We all carry within us an imaginary soundscape, an idealized version of sounds that whisper and call to us, interrupting our lives with brief memories of other places and times.
On my daily walk south along Ditchling Road the spire of St Peter’s rises to touch the horizon, lifting off into the sky as I descend the final, paved, undulation of the hill. All around me the ever-present rumble of the city, punctuated by the intense wailing of sirens and screeching of brakes and, sometimes, by a quiet call from the North, the sound of skylarks, the humming of insects, breeze through the grass and, from the south, every so often, the sound of the fierce sea churning the shingle with its wild, rhythmic, energetic force.

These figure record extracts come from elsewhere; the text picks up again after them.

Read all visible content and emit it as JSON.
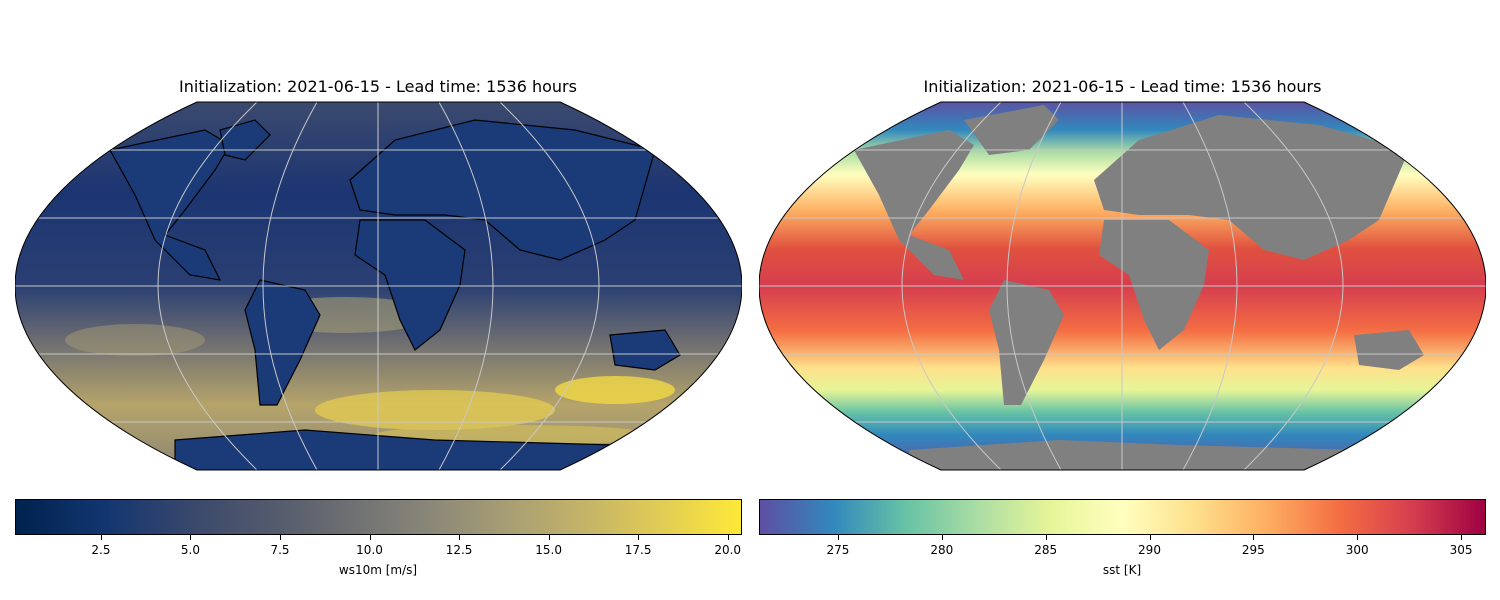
{
  "panels": [
    {
      "title": "Initialization: 2021-06-15 - Lead time: 1536 hours",
      "variable": "ws10m",
      "colorbar": {
        "label": "ws10m [m/s]",
        "ticks": [
          "2.5",
          "5.0",
          "7.5",
          "10.0",
          "12.5",
          "15.0",
          "17.5",
          "20.0"
        ],
        "tick_values": [
          2.5,
          5.0,
          7.5,
          10.0,
          12.5,
          15.0,
          17.5,
          20.0
        ],
        "range": [
          0.1,
          20.4
        ],
        "colormap": "cividis",
        "colors": [
          "#00224e",
          "#3b496c",
          "#707173",
          "#a59c74",
          "#fee838"
        ]
      },
      "map": {
        "projection": "robinson",
        "ocean_color": "#1a3470",
        "land": "coastlines-only",
        "coastline_color": "#000000"
      }
    },
    {
      "title": "Initialization: 2021-06-15 - Lead time: 1536 hours",
      "variable": "sst",
      "colorbar": {
        "label": "sst [K]",
        "ticks": [
          "275",
          "280",
          "285",
          "290",
          "295",
          "300",
          "305"
        ],
        "tick_values": [
          275,
          280,
          285,
          290,
          295,
          300,
          305
        ],
        "range": [
          271.2,
          306.2
        ],
        "colormap": "Spectral_r",
        "colors": [
          "#5e4fa2",
          "#3288bd",
          "#66c2a5",
          "#e6f598",
          "#ffffbf",
          "#fdae61",
          "#d53e4f",
          "#9e0142"
        ]
      },
      "map": {
        "projection": "robinson",
        "land_color": "#808080",
        "land": "filled"
      }
    }
  ]
}
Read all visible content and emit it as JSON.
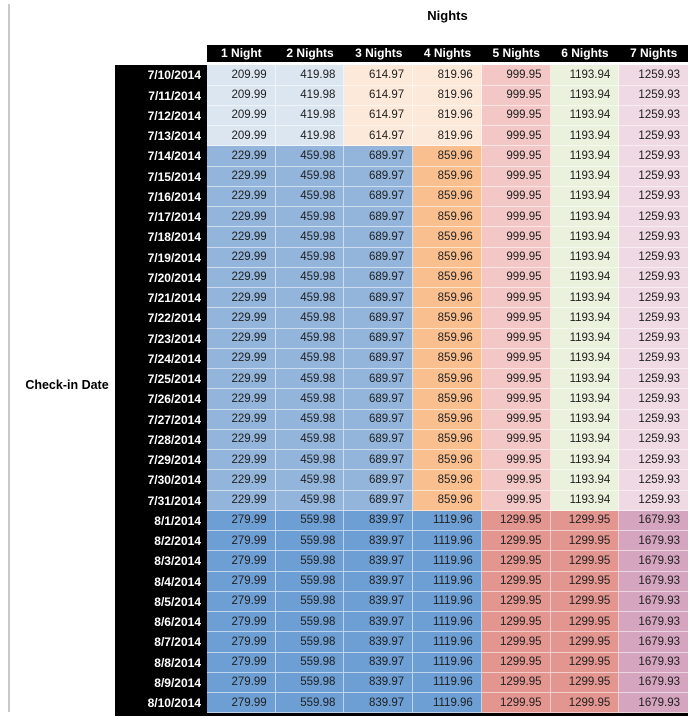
{
  "title": "Nights",
  "row_axis_label": "Check-in Date",
  "columns": [
    "1 Night",
    "2 Nights",
    "3 Nights",
    "4 Nights",
    "5 Nights",
    "6 Nights",
    "7 Nights"
  ],
  "palette": {
    "lightblue": "#DCE6F1",
    "peach": "#FDE9D9",
    "midblue": "#93B5DC",
    "orange": "#FABF8F",
    "pink": "#F2C7C5",
    "green": "#EAF1DD",
    "lavender": "#EFD9E2",
    "darkblue": "#6E9FD4",
    "salmon": "#E3958F",
    "mauve": "#D5A5BF",
    "header_bg": "#000000",
    "header_text": "#ffffff",
    "value_text": "#1f1f1f"
  },
  "groups": {
    "early": {
      "cell_colors": [
        "lightblue",
        "lightblue",
        "peach",
        "peach",
        "pink",
        "green",
        "lavender"
      ]
    },
    "mid": {
      "cell_colors": [
        "midblue",
        "midblue",
        "midblue",
        "orange",
        "pink",
        "green",
        "lavender"
      ]
    },
    "late": {
      "cell_colors": [
        "darkblue",
        "darkblue",
        "darkblue",
        "darkblue",
        "salmon",
        "salmon",
        "mauve"
      ]
    }
  },
  "rows": [
    {
      "date": "7/10/2014",
      "group": "early",
      "values": [
        "209.99",
        "419.98",
        "614.97",
        "819.96",
        "999.95",
        "1193.94",
        "1259.93"
      ]
    },
    {
      "date": "7/11/2014",
      "group": "early",
      "values": [
        "209.99",
        "419.98",
        "614.97",
        "819.96",
        "999.95",
        "1193.94",
        "1259.93"
      ]
    },
    {
      "date": "7/12/2014",
      "group": "early",
      "values": [
        "209.99",
        "419.98",
        "614.97",
        "819.96",
        "999.95",
        "1193.94",
        "1259.93"
      ]
    },
    {
      "date": "7/13/2014",
      "group": "early",
      "values": [
        "209.99",
        "419.98",
        "614.97",
        "819.96",
        "999.95",
        "1193.94",
        "1259.93"
      ]
    },
    {
      "date": "7/14/2014",
      "group": "mid",
      "values": [
        "229.99",
        "459.98",
        "689.97",
        "859.96",
        "999.95",
        "1193.94",
        "1259.93"
      ]
    },
    {
      "date": "7/15/2014",
      "group": "mid",
      "values": [
        "229.99",
        "459.98",
        "689.97",
        "859.96",
        "999.95",
        "1193.94",
        "1259.93"
      ]
    },
    {
      "date": "7/16/2014",
      "group": "mid",
      "values": [
        "229.99",
        "459.98",
        "689.97",
        "859.96",
        "999.95",
        "1193.94",
        "1259.93"
      ]
    },
    {
      "date": "7/17/2014",
      "group": "mid",
      "values": [
        "229.99",
        "459.98",
        "689.97",
        "859.96",
        "999.95",
        "1193.94",
        "1259.93"
      ]
    },
    {
      "date": "7/18/2014",
      "group": "mid",
      "values": [
        "229.99",
        "459.98",
        "689.97",
        "859.96",
        "999.95",
        "1193.94",
        "1259.93"
      ]
    },
    {
      "date": "7/19/2014",
      "group": "mid",
      "values": [
        "229.99",
        "459.98",
        "689.97",
        "859.96",
        "999.95",
        "1193.94",
        "1259.93"
      ]
    },
    {
      "date": "7/20/2014",
      "group": "mid",
      "values": [
        "229.99",
        "459.98",
        "689.97",
        "859.96",
        "999.95",
        "1193.94",
        "1259.93"
      ]
    },
    {
      "date": "7/21/2014",
      "group": "mid",
      "values": [
        "229.99",
        "459.98",
        "689.97",
        "859.96",
        "999.95",
        "1193.94",
        "1259.93"
      ]
    },
    {
      "date": "7/22/2014",
      "group": "mid",
      "values": [
        "229.99",
        "459.98",
        "689.97",
        "859.96",
        "999.95",
        "1193.94",
        "1259.93"
      ]
    },
    {
      "date": "7/23/2014",
      "group": "mid",
      "values": [
        "229.99",
        "459.98",
        "689.97",
        "859.96",
        "999.95",
        "1193.94",
        "1259.93"
      ]
    },
    {
      "date": "7/24/2014",
      "group": "mid",
      "values": [
        "229.99",
        "459.98",
        "689.97",
        "859.96",
        "999.95",
        "1193.94",
        "1259.93"
      ]
    },
    {
      "date": "7/25/2014",
      "group": "mid",
      "values": [
        "229.99",
        "459.98",
        "689.97",
        "859.96",
        "999.95",
        "1193.94",
        "1259.93"
      ]
    },
    {
      "date": "7/26/2014",
      "group": "mid",
      "values": [
        "229.99",
        "459.98",
        "689.97",
        "859.96",
        "999.95",
        "1193.94",
        "1259.93"
      ]
    },
    {
      "date": "7/27/2014",
      "group": "mid",
      "values": [
        "229.99",
        "459.98",
        "689.97",
        "859.96",
        "999.95",
        "1193.94",
        "1259.93"
      ]
    },
    {
      "date": "7/28/2014",
      "group": "mid",
      "values": [
        "229.99",
        "459.98",
        "689.97",
        "859.96",
        "999.95",
        "1193.94",
        "1259.93"
      ]
    },
    {
      "date": "7/29/2014",
      "group": "mid",
      "values": [
        "229.99",
        "459.98",
        "689.97",
        "859.96",
        "999.95",
        "1193.94",
        "1259.93"
      ]
    },
    {
      "date": "7/30/2014",
      "group": "mid",
      "values": [
        "229.99",
        "459.98",
        "689.97",
        "859.96",
        "999.95",
        "1193.94",
        "1259.93"
      ]
    },
    {
      "date": "7/31/2014",
      "group": "mid",
      "values": [
        "229.99",
        "459.98",
        "689.97",
        "859.96",
        "999.95",
        "1193.94",
        "1259.93"
      ]
    },
    {
      "date": "8/1/2014",
      "group": "late",
      "values": [
        "279.99",
        "559.98",
        "839.97",
        "1119.96",
        "1299.95",
        "1299.95",
        "1679.93"
      ]
    },
    {
      "date": "8/2/2014",
      "group": "late",
      "values": [
        "279.99",
        "559.98",
        "839.97",
        "1119.96",
        "1299.95",
        "1299.95",
        "1679.93"
      ]
    },
    {
      "date": "8/3/2014",
      "group": "late",
      "values": [
        "279.99",
        "559.98",
        "839.97",
        "1119.96",
        "1299.95",
        "1299.95",
        "1679.93"
      ]
    },
    {
      "date": "8/4/2014",
      "group": "late",
      "values": [
        "279.99",
        "559.98",
        "839.97",
        "1119.96",
        "1299.95",
        "1299.95",
        "1679.93"
      ]
    },
    {
      "date": "8/5/2014",
      "group": "late",
      "values": [
        "279.99",
        "559.98",
        "839.97",
        "1119.96",
        "1299.95",
        "1299.95",
        "1679.93"
      ]
    },
    {
      "date": "8/6/2014",
      "group": "late",
      "values": [
        "279.99",
        "559.98",
        "839.97",
        "1119.96",
        "1299.95",
        "1299.95",
        "1679.93"
      ]
    },
    {
      "date": "8/7/2014",
      "group": "late",
      "values": [
        "279.99",
        "559.98",
        "839.97",
        "1119.96",
        "1299.95",
        "1299.95",
        "1679.93"
      ]
    },
    {
      "date": "8/8/2014",
      "group": "late",
      "values": [
        "279.99",
        "559.98",
        "839.97",
        "1119.96",
        "1299.95",
        "1299.95",
        "1679.93"
      ]
    },
    {
      "date": "8/9/2014",
      "group": "late",
      "values": [
        "279.99",
        "559.98",
        "839.97",
        "1119.96",
        "1299.95",
        "1299.95",
        "1679.93"
      ]
    },
    {
      "date": "8/10/2014",
      "group": "late",
      "values": [
        "279.99",
        "559.98",
        "839.97",
        "1119.96",
        "1299.95",
        "1299.95",
        "1679.93"
      ]
    }
  ]
}
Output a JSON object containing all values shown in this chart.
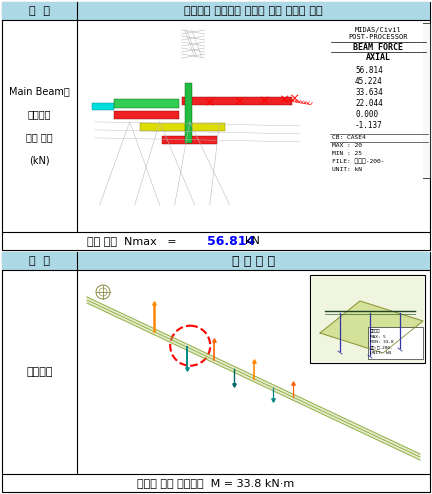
{
  "panel1_header_left": "구  분",
  "panel1_header_right": "해석결과 검토대상 부재의 최대 부재력 분포",
  "panel1_left_text": "Main Beam에\n\n작용하는\n\n최대 축력\n\n(kN)",
  "panel1_footer": "최대 축력  Nmax   =",
  "panel1_footer_value": "56.814",
  "panel1_footer_unit": "kN",
  "legend_title1": "MIDAS/Civil",
  "legend_title2": "POST-PROCESSOR",
  "legend_title3": "BEAM FORCE",
  "legend_title4": "AXIAL",
  "legend_values": [
    "56.814",
    "45.224",
    "33.634",
    "22.044",
    "0.000",
    "-1.137"
  ],
  "legend_colors": [
    "#FF0000",
    "#FFFF00",
    "#ADFF2F",
    "#00FF7F",
    "#00FFFF"
  ],
  "legend_extra": [
    "CB: CASE4",
    "MAX : 20",
    "MIN : 25",
    "FILE: 보타겟-200-",
    "UNIT: kN"
  ],
  "panel2_header_left": "구  분",
  "panel2_header_right": "해 석 모 델",
  "panel2_left_text": "휨모멘트",
  "panel2_footer": "지점부 추가 휨모멘트  M = 33.8 kN·m",
  "bg_color": "#FFFFFF",
  "header_bg_color": "#ADD8E6",
  "border_color": "#000000",
  "table_bg": "#FFFFFF",
  "content_bg": "#FFFFFF"
}
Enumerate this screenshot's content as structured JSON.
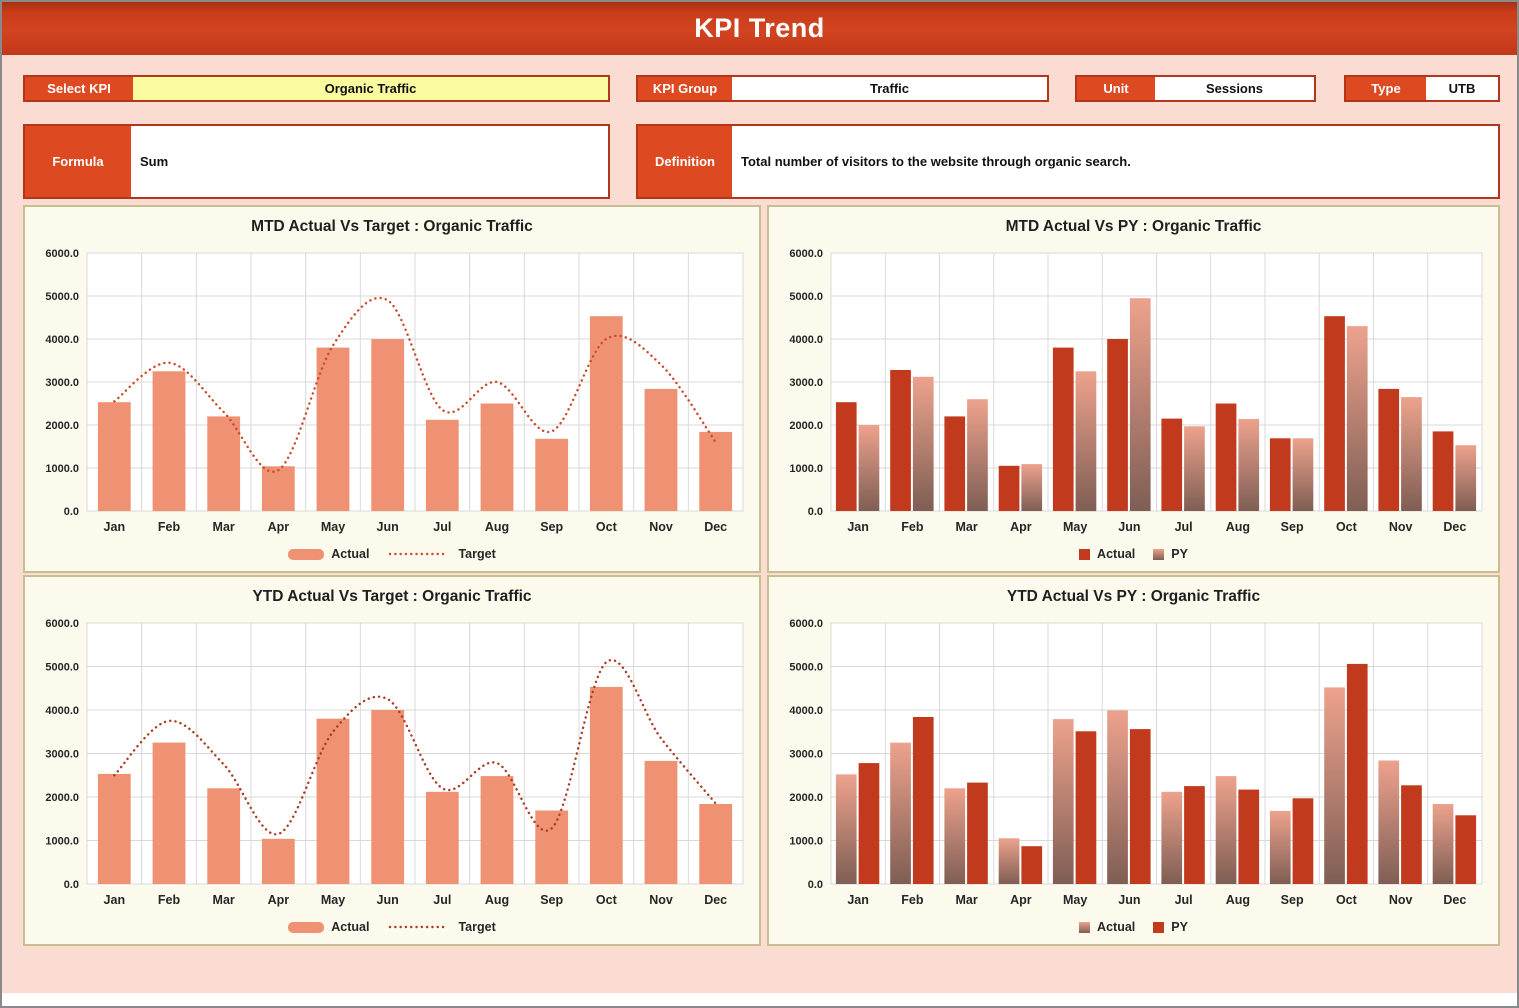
{
  "header": {
    "title": "KPI Trend"
  },
  "controls": {
    "select_kpi": {
      "label": "Select KPI",
      "value": "Organic Traffic"
    },
    "kpi_group": {
      "label": "KPI Group",
      "value": "Traffic"
    },
    "unit": {
      "label": "Unit",
      "value": "Sessions"
    },
    "type": {
      "label": "Type",
      "value": "UTB"
    },
    "formula": {
      "label": "Formula",
      "value": "Sum"
    },
    "definition": {
      "label": "Definition",
      "value": "Total number of visitors to the website through organic search."
    }
  },
  "colors": {
    "header_orange": "#CE3E1C",
    "label_orange": "#DD4A22",
    "select_yellow": "#FAFA9E",
    "background_pink": "#FADCD2",
    "panel_cream": "#FCF9ED",
    "panel_border": "#C7BF8F",
    "grid": "#D9D9D9",
    "salmon": "#EF9173",
    "dark_red": "#C23A1D",
    "gradient_top": "#EDA28D",
    "gradient_bottom": "#7F5E54",
    "dotted": "#C33D20"
  },
  "chart_data": [
    {
      "type": "bar",
      "title": "MTD Actual Vs Target : Organic Traffic",
      "categories": [
        "Jan",
        "Feb",
        "Mar",
        "Apr",
        "May",
        "Jun",
        "Jul",
        "Aug",
        "Sep",
        "Oct",
        "Nov",
        "Dec"
      ],
      "series": [
        {
          "name": "Actual",
          "style": "salmon",
          "values": [
            2530,
            3250,
            2200,
            1040,
            3800,
            4000,
            2120,
            2500,
            1680,
            4530,
            2840,
            1840
          ]
        },
        {
          "name": "Target",
          "style": "dotted-line",
          "color": "#CC4A2B",
          "values": [
            2550,
            3450,
            2300,
            950,
            3850,
            4900,
            2350,
            3000,
            1850,
            4000,
            3400,
            1600
          ]
        }
      ],
      "xlabel": "",
      "ylabel": "",
      "ylim": [
        0,
        6000
      ],
      "ytick": 1000,
      "grid": true,
      "legend_position": "bottom"
    },
    {
      "type": "bar",
      "title": "MTD Actual Vs PY : Organic Traffic",
      "categories": [
        "Jan",
        "Feb",
        "Mar",
        "Apr",
        "May",
        "Jun",
        "Jul",
        "Aug",
        "Sep",
        "Oct",
        "Nov",
        "Dec"
      ],
      "series": [
        {
          "name": "Actual",
          "style": "solid-dark",
          "values": [
            2530,
            3280,
            2200,
            1050,
            3800,
            4000,
            2150,
            2500,
            1690,
            4530,
            2840,
            1850
          ]
        },
        {
          "name": "PY",
          "style": "gradient",
          "values": [
            2000,
            3120,
            2600,
            1090,
            3250,
            4950,
            1970,
            2140,
            1690,
            4300,
            2650,
            1530
          ]
        }
      ],
      "xlabel": "",
      "ylabel": "",
      "ylim": [
        0,
        6000
      ],
      "ytick": 1000,
      "grid": true,
      "legend_position": "bottom"
    },
    {
      "type": "bar",
      "title": "YTD Actual Vs Target : Organic Traffic",
      "categories": [
        "Jan",
        "Feb",
        "Mar",
        "Apr",
        "May",
        "Jun",
        "Jul",
        "Aug",
        "Sep",
        "Oct",
        "Nov",
        "Dec"
      ],
      "series": [
        {
          "name": "Actual",
          "style": "salmon",
          "values": [
            2530,
            3250,
            2200,
            1040,
            3800,
            4000,
            2120,
            2480,
            1690,
            4530,
            2830,
            1840
          ]
        },
        {
          "name": "Target",
          "style": "dotted-line",
          "color": "#A93C22",
          "values": [
            2500,
            3750,
            2750,
            1150,
            3500,
            4250,
            2200,
            2780,
            1280,
            5100,
            3350,
            1850
          ]
        }
      ],
      "xlabel": "",
      "ylabel": "",
      "ylim": [
        0,
        6000
      ],
      "ytick": 1000,
      "grid": true,
      "legend_position": "bottom"
    },
    {
      "type": "bar",
      "title": "YTD Actual Vs PY : Organic Traffic",
      "categories": [
        "Jan",
        "Feb",
        "Mar",
        "Apr",
        "May",
        "Jun",
        "Jul",
        "Aug",
        "Sep",
        "Oct",
        "Nov",
        "Dec"
      ],
      "series": [
        {
          "name": "Actual",
          "style": "gradient",
          "values": [
            2520,
            3250,
            2200,
            1050,
            3790,
            3990,
            2120,
            2480,
            1680,
            4520,
            2840,
            1840
          ]
        },
        {
          "name": "PY",
          "style": "solid-dark",
          "values": [
            2780,
            3840,
            2330,
            870,
            3510,
            3560,
            2250,
            2170,
            1970,
            5060,
            2270,
            1580
          ]
        }
      ],
      "xlabel": "",
      "ylabel": "",
      "ylim": [
        0,
        6000
      ],
      "ytick": 1000,
      "grid": true,
      "legend_position": "bottom"
    }
  ]
}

Brighton is a city bound and shaped by the peculiarities of its geography. Squashed between the hills and the sea it is a city written by the compass: North Road, North Gardens, North Place, North Street, Eastern Road, East Street, South Road, South Street, Western Road, Western Street, West Road, West Street.
This soundwalk brings together three locations: the Iron Age hill fort at the top of Hollingbury Hill at the north end of Ditchling Road, a rectangular section of the beach enclosed by groynes to the south and the roof of the NCP car park in the centre of the city. The reality of the sonic environment in each of these settings is somewhat different from my romanticised expectations and this is reflected in the composition.
The walk takes place in the car park starting on level 7 at the north end and traversing the boundary in a clockwise direction, east, south, west, north, east and south again to finish at the southern exit on level 7.